- The effects of the inherent transmissibility of the
virus and of the inherent transmitting ability of aphids
on the transmission of bean yellow mosaic virus (BYMV)
were studied along with four virus-vector relationships of
BYMV and the green peach aphid, Myzus persicae (Sulz.).
In addition, investigations were made on the transmission
of clover yellow mosaic virus (CYMV) by aphids and on the
effects of temperature on the susceptibility of Lincoln
pea to inoculation with bean yellow mosaic virus (BYMV)
by M. persicae.
All eight aphid species included in these tests
transmitted BYMV. The aphids ranked in the order of
descending efficiency of BYMV transmission as follows:
Macrosiphum euphorbiae (Thos.), Benton Co. (Oregon)
clone of Acyrthosiphon pisum (Harris), Myzus persicae (Sulz.), Aphis fabae Scop., Columbia Co. (Washington)
clone of A. pisum, Macrosiphum rosae (L.), Therioaphis riehmi (Borner), Brachycaudus helichrysi (Kltb.) and Cavariella aegophodii (Scop.). Efficiency of transmission
varied from 62 percent to 7 percent. B. helichrysi, C. aegopodii and T. riehmi have not previously been reported
to transmit BYMV.
Collections of the pea aphid, Acyrthosiphon pisum
(Harris), from Oregon and Washington included biotypes
differing in BYMV transmission, fecundity, body size and
host preference. No differences were found among M.
BYMV isolates differed in symptom expression and in
the ease with which they were transmitted by aphids.
Aphid transmissibility of BYMV was lost or greatly reduced
following a single mechanical transfer. The vector-Iess isolate multiplied to the virtual exclusion of the
aphid transmissible isolate when broad bean plants were
inoculated simultaneously with both these isolates.
Different areas of broad bean leaves were not equal
as sources of BYMV for M. persicae. More aphids transmitted
the virus from the interveinal chlorotic area
than from the green areas along the veins.
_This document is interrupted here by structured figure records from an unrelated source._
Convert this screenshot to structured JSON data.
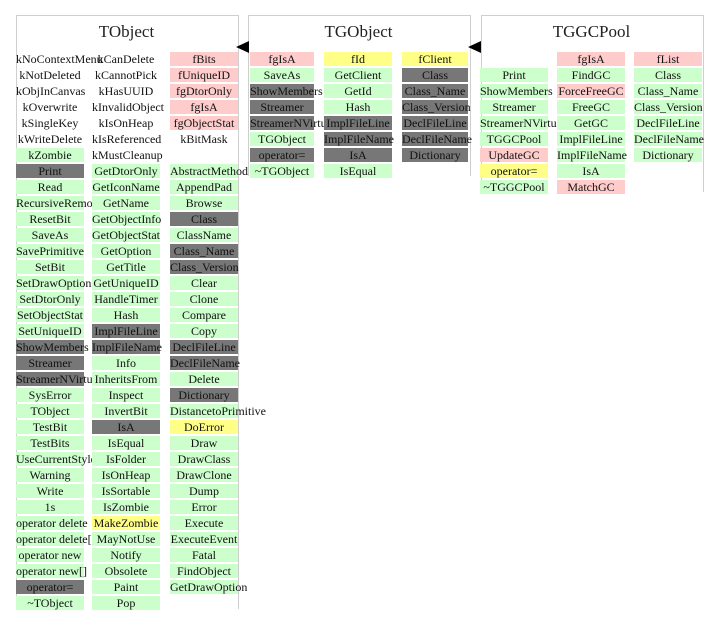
{
  "colors": {
    "green": "#ccffcc",
    "red": "#ffcccc",
    "yellow": "#ffff88",
    "gray": "#777777"
  },
  "classes": [
    {
      "title": "TObject",
      "columns": [
        [
          {
            "t": "kNoContextMenu",
            "c": "none"
          },
          {
            "t": "kNotDeleted",
            "c": "none"
          },
          {
            "t": "kObjInCanvas",
            "c": "none"
          },
          {
            "t": "kOverwrite",
            "c": "none"
          },
          {
            "t": "kSingleKey",
            "c": "none"
          },
          {
            "t": "kWriteDelete",
            "c": "none"
          },
          {
            "t": "kZombie",
            "c": "green"
          },
          {
            "t": "Print",
            "c": "gray"
          },
          {
            "t": "Read",
            "c": "green"
          },
          {
            "t": "RecursiveRemove",
            "c": "green"
          },
          {
            "t": "ResetBit",
            "c": "green"
          },
          {
            "t": "SaveAs",
            "c": "green"
          },
          {
            "t": "SavePrimitive",
            "c": "green"
          },
          {
            "t": "SetBit",
            "c": "green"
          },
          {
            "t": "SetDrawOption",
            "c": "green"
          },
          {
            "t": "SetDtorOnly",
            "c": "green"
          },
          {
            "t": "SetObjectStat",
            "c": "green"
          },
          {
            "t": "SetUniqueID",
            "c": "green"
          },
          {
            "t": "ShowMembers",
            "c": "gray"
          },
          {
            "t": "Streamer",
            "c": "gray"
          },
          {
            "t": "StreamerNVirtual",
            "c": "gray"
          },
          {
            "t": "SysError",
            "c": "green"
          },
          {
            "t": "TObject",
            "c": "green"
          },
          {
            "t": "TestBit",
            "c": "green"
          },
          {
            "t": "TestBits",
            "c": "green"
          },
          {
            "t": "UseCurrentStyle",
            "c": "green"
          },
          {
            "t": "Warning",
            "c": "green"
          },
          {
            "t": "Write",
            "c": "green"
          },
          {
            "t": "1s",
            "c": "green"
          },
          {
            "t": "operator delete",
            "c": "green"
          },
          {
            "t": "operator delete[]",
            "c": "green"
          },
          {
            "t": "operator new",
            "c": "green"
          },
          {
            "t": "operator new[]",
            "c": "green"
          },
          {
            "t": "operator=",
            "c": "gray"
          },
          {
            "t": "~TObject",
            "c": "green"
          }
        ],
        [
          {
            "t": "kCanDelete",
            "c": "none"
          },
          {
            "t": "kCannotPick",
            "c": "none"
          },
          {
            "t": "kHasUUID",
            "c": "none"
          },
          {
            "t": "kInvalidObject",
            "c": "none"
          },
          {
            "t": "kIsOnHeap",
            "c": "none"
          },
          {
            "t": "kIsReferenced",
            "c": "none"
          },
          {
            "t": "kMustCleanup",
            "c": "none"
          },
          {
            "t": "GetDtorOnly",
            "c": "green"
          },
          {
            "t": "GetIconName",
            "c": "green"
          },
          {
            "t": "GetName",
            "c": "green"
          },
          {
            "t": "GetObjectInfo",
            "c": "green"
          },
          {
            "t": "GetObjectStat",
            "c": "green"
          },
          {
            "t": "GetOption",
            "c": "green"
          },
          {
            "t": "GetTitle",
            "c": "green"
          },
          {
            "t": "GetUniqueID",
            "c": "green"
          },
          {
            "t": "HandleTimer",
            "c": "green"
          },
          {
            "t": "Hash",
            "c": "green"
          },
          {
            "t": "ImplFileLine",
            "c": "gray"
          },
          {
            "t": "ImplFileName",
            "c": "gray"
          },
          {
            "t": "Info",
            "c": "green"
          },
          {
            "t": "InheritsFrom",
            "c": "green"
          },
          {
            "t": "Inspect",
            "c": "green"
          },
          {
            "t": "InvertBit",
            "c": "green"
          },
          {
            "t": "IsA",
            "c": "gray"
          },
          {
            "t": "IsEqual",
            "c": "green"
          },
          {
            "t": "IsFolder",
            "c": "green"
          },
          {
            "t": "IsOnHeap",
            "c": "green"
          },
          {
            "t": "IsSortable",
            "c": "green"
          },
          {
            "t": "IsZombie",
            "c": "green"
          },
          {
            "t": "MakeZombie",
            "c": "yellow"
          },
          {
            "t": "MayNotUse",
            "c": "green"
          },
          {
            "t": "Notify",
            "c": "green"
          },
          {
            "t": "Obsolete",
            "c": "green"
          },
          {
            "t": "Paint",
            "c": "green"
          },
          {
            "t": "Pop",
            "c": "green"
          }
        ],
        [
          {
            "t": "fBits",
            "c": "red"
          },
          {
            "t": "fUniqueID",
            "c": "red"
          },
          {
            "t": "fgDtorOnly",
            "c": "red"
          },
          {
            "t": "fgIsA",
            "c": "red"
          },
          {
            "t": "fgObjectStat",
            "c": "red"
          },
          {
            "t": "kBitMask",
            "c": "none"
          },
          {
            "t": "",
            "c": "none"
          },
          {
            "t": "AbstractMethod",
            "c": "green"
          },
          {
            "t": "AppendPad",
            "c": "green"
          },
          {
            "t": "Browse",
            "c": "green"
          },
          {
            "t": "Class",
            "c": "gray"
          },
          {
            "t": "ClassName",
            "c": "green"
          },
          {
            "t": "Class_Name",
            "c": "gray"
          },
          {
            "t": "Class_Version",
            "c": "gray"
          },
          {
            "t": "Clear",
            "c": "green"
          },
          {
            "t": "Clone",
            "c": "green"
          },
          {
            "t": "Compare",
            "c": "green"
          },
          {
            "t": "Copy",
            "c": "green"
          },
          {
            "t": "DeclFileLine",
            "c": "gray"
          },
          {
            "t": "DeclFileName",
            "c": "gray"
          },
          {
            "t": "Delete",
            "c": "green"
          },
          {
            "t": "Dictionary",
            "c": "gray"
          },
          {
            "t": "DistancetoPrimitive",
            "c": "green"
          },
          {
            "t": "DoError",
            "c": "yellow"
          },
          {
            "t": "Draw",
            "c": "green"
          },
          {
            "t": "DrawClass",
            "c": "green"
          },
          {
            "t": "DrawClone",
            "c": "green"
          },
          {
            "t": "Dump",
            "c": "green"
          },
          {
            "t": "Error",
            "c": "green"
          },
          {
            "t": "Execute",
            "c": "green"
          },
          {
            "t": "ExecuteEvent",
            "c": "green"
          },
          {
            "t": "Fatal",
            "c": "green"
          },
          {
            "t": "FindObject",
            "c": "green"
          },
          {
            "t": "GetDrawOption",
            "c": "green"
          }
        ]
      ]
    },
    {
      "title": "TGObject",
      "columns": [
        [
          {
            "t": "fgIsA",
            "c": "red"
          },
          {
            "t": "SaveAs",
            "c": "green"
          },
          {
            "t": "ShowMembers",
            "c": "gray"
          },
          {
            "t": "Streamer",
            "c": "gray"
          },
          {
            "t": "StreamerNVirtual",
            "c": "gray"
          },
          {
            "t": "TGObject",
            "c": "green"
          },
          {
            "t": "operator=",
            "c": "gray"
          },
          {
            "t": "~TGObject",
            "c": "green"
          }
        ],
        [
          {
            "t": "fId",
            "c": "yellow"
          },
          {
            "t": "GetClient",
            "c": "green"
          },
          {
            "t": "GetId",
            "c": "green"
          },
          {
            "t": "Hash",
            "c": "green"
          },
          {
            "t": "ImplFileLine",
            "c": "gray"
          },
          {
            "t": "ImplFileName",
            "c": "gray"
          },
          {
            "t": "IsA",
            "c": "gray"
          },
          {
            "t": "IsEqual",
            "c": "green"
          }
        ],
        [
          {
            "t": "fClient",
            "c": "yellow"
          },
          {
            "t": "Class",
            "c": "gray"
          },
          {
            "t": "Class_Name",
            "c": "gray"
          },
          {
            "t": "Class_Version",
            "c": "gray"
          },
          {
            "t": "DeclFileLine",
            "c": "gray"
          },
          {
            "t": "DeclFileName",
            "c": "gray"
          },
          {
            "t": "Dictionary",
            "c": "gray"
          }
        ]
      ]
    },
    {
      "title": "TGGCPool",
      "columns": [
        [
          {
            "t": "",
            "c": "none"
          },
          {
            "t": "Print",
            "c": "green"
          },
          {
            "t": "ShowMembers",
            "c": "green"
          },
          {
            "t": "Streamer",
            "c": "green"
          },
          {
            "t": "StreamerNVirtual",
            "c": "green"
          },
          {
            "t": "TGGCPool",
            "c": "green"
          },
          {
            "t": "UpdateGC",
            "c": "red"
          },
          {
            "t": "operator=",
            "c": "yellow"
          },
          {
            "t": "~TGGCPool",
            "c": "green"
          }
        ],
        [
          {
            "t": "fgIsA",
            "c": "red"
          },
          {
            "t": "FindGC",
            "c": "green"
          },
          {
            "t": "ForceFreeGC",
            "c": "red"
          },
          {
            "t": "FreeGC",
            "c": "green"
          },
          {
            "t": "GetGC",
            "c": "green"
          },
          {
            "t": "ImplFileLine",
            "c": "green"
          },
          {
            "t": "ImplFileName",
            "c": "green"
          },
          {
            "t": "IsA",
            "c": "green"
          },
          {
            "t": "MatchGC",
            "c": "red"
          }
        ],
        [
          {
            "t": "fList",
            "c": "red"
          },
          {
            "t": "Class",
            "c": "green"
          },
          {
            "t": "Class_Name",
            "c": "green"
          },
          {
            "t": "Class_Version",
            "c": "green"
          },
          {
            "t": "DeclFileLine",
            "c": "green"
          },
          {
            "t": "DeclFileName",
            "c": "green"
          },
          {
            "t": "Dictionary",
            "c": "green"
          }
        ]
      ]
    }
  ]
}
Post-inoculation temperature for 48-56 hours had a
considerable influence on Lincoln pea susceptibility to
BYMV infection by M. persicae inoculation. More plants
were infected at 27 and 30°C than at 15, 18 or 24°C.
Post-inoculation temperature treatment for 24 hours or
less did not have any appreciable effect. Pre-inoculation
temperature for 47-55 hours also considerably influenced
plant susceptibility to BYMV infection by aphid inoculation.
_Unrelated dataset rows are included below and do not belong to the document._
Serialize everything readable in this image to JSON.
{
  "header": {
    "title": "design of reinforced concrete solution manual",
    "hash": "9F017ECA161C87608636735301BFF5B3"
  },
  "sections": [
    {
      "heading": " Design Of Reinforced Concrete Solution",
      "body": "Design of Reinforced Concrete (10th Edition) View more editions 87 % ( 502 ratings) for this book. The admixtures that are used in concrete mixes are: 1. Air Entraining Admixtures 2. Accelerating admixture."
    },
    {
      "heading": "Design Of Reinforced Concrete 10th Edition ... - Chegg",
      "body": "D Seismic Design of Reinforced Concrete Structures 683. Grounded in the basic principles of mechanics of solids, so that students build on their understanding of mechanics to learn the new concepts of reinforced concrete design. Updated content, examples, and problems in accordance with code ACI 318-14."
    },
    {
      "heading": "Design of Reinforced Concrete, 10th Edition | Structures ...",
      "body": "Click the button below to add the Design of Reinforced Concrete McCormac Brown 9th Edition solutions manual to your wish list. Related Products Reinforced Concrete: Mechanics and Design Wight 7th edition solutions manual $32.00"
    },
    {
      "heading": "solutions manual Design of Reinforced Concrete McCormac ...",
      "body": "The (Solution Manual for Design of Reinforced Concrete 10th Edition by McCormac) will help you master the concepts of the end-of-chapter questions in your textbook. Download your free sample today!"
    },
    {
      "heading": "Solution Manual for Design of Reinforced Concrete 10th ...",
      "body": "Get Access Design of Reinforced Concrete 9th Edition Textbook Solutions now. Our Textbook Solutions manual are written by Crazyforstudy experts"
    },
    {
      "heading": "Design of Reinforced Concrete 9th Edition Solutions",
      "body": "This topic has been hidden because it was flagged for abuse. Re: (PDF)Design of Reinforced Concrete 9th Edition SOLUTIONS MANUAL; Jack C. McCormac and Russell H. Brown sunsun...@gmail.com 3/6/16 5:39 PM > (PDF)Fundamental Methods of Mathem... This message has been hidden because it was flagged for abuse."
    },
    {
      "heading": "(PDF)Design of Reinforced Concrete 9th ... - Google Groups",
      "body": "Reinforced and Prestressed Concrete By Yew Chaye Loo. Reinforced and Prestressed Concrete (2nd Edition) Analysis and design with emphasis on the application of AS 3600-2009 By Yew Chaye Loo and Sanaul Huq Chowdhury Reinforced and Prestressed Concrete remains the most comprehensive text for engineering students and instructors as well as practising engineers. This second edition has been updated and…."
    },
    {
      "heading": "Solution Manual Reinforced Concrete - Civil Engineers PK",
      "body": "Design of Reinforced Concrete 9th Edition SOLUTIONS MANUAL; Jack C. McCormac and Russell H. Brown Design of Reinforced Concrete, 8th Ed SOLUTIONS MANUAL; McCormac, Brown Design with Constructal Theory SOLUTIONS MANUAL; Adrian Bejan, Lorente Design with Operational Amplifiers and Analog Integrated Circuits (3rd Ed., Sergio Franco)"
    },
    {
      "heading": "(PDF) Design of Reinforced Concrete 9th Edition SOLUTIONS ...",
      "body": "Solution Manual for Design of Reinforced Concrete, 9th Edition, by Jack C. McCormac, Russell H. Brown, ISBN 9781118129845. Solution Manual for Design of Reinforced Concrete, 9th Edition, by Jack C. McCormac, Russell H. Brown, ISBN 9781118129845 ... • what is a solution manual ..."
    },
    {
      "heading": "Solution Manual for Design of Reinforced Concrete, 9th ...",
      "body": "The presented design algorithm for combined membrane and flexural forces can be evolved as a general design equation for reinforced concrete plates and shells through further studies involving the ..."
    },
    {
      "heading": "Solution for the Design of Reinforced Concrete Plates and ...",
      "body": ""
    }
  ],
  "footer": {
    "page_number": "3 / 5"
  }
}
Twice as many plants were infected at 15°C as at
30°C. The effects of pre- and post-inoculation temperatures
were not additive. The number of plants infected
depended entirely on post-inoculation temperature.
Artificial termination of acquisition probes did not
have any appreciable effect on BYMV transmission by M.
persicae. No significant differences in virus transmission
were found for aphids with acquisition probes in the
11- to 45-second, range. Virus transmission increased
with an increase in the number of test probes. Loss of
BYMV by feeding M. persicae could be expressed exponentially.
Half-Iife of the retention of virus by feeding
aphids was about three minutes.
Clover yellow mosaic virus could be easily confused
with BYMV on the basis of symptom expression in Dwarf Horticultural and Bountiful cultivars of the bean, Phaseolus vulgaris L., Pisum sativum L. cv. Lincoln, Vicia faba L. (secondary symptoms, especially on new sprouts),
and in Chenopodium amaranticolor Coste and Reyn. (primary
reaction). It was not transmitted by A. pisum, A. fabae, C. aegopodii, M. euphorbiae, M. rosae and M. persicae.